Let me start out by saying, that this saw belonged to my Dad, who is now 85, in reletively good health (thankfully), and still driving. The saw is sentimental, and still serves me well.

I have asked on some forums about this project, there is a bow in the top and I want to flatten it. I may also be adding a home made T square fence, seeing as I have most of the parts. I will try to tell the story in pictures, as it may help in understanding.

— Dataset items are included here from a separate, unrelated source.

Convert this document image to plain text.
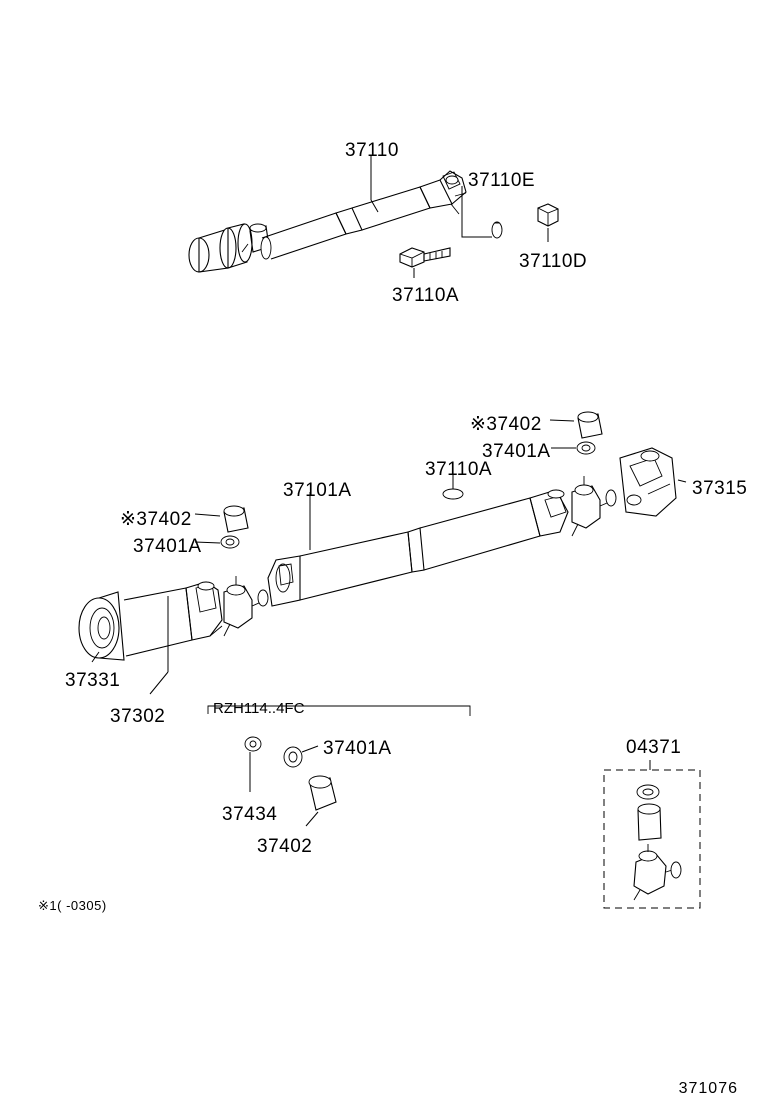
37110
37110E
37110D
37110A
※37402
37401A
37110A
37315
37101A
※37402
37401A
37331
37302
37401A
37434
37402
04371
RZH114..4FC
※1( -0305)
371076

First of all, this is going out to my “shop”, and it leaks, so I am not about to go spend $1000 on new one to put it in here. It gets it’s power from running an extension cord out there, after hauling the tools onto the lawn, which isn’t going to happen any time soon.

The

A few inside pics with some of my tools:

My makita thickness planer is under the upside down sink (another project, but it keeps it dry for now):

Makita

The saw, my 4” Rockwell jointer, Router table on the cabinet, some clamps, yard tools, BBQ, it’s a muti function storage area.

looking in

Looking the other way, you can see the saw and jointer, my mitre saw on it’s stand, my little compressor. The screen door for the patio doors is on it’s side behind for the winter.

looking out

My work bench, vacs, storage for all kids of stuff I like to keep handy, like the 18 ga. nail gun that is in the basket on top.

other side

Finally, the last corner that is taken up by shelves full of air conditioners, my sanders, camping equipment, etc.

storage

So, here is the top of the saw, I think the extensions are cast aluminum, I have to figure out how to make better throat plate inserts for it too, I tried one out of lexan once but it shattered as I was putting the kerf cut in it. The top of the saw itself is cast iron (cast steel?, it rusts)

Saw top

The throat plate removed, ever seen them like this anyone?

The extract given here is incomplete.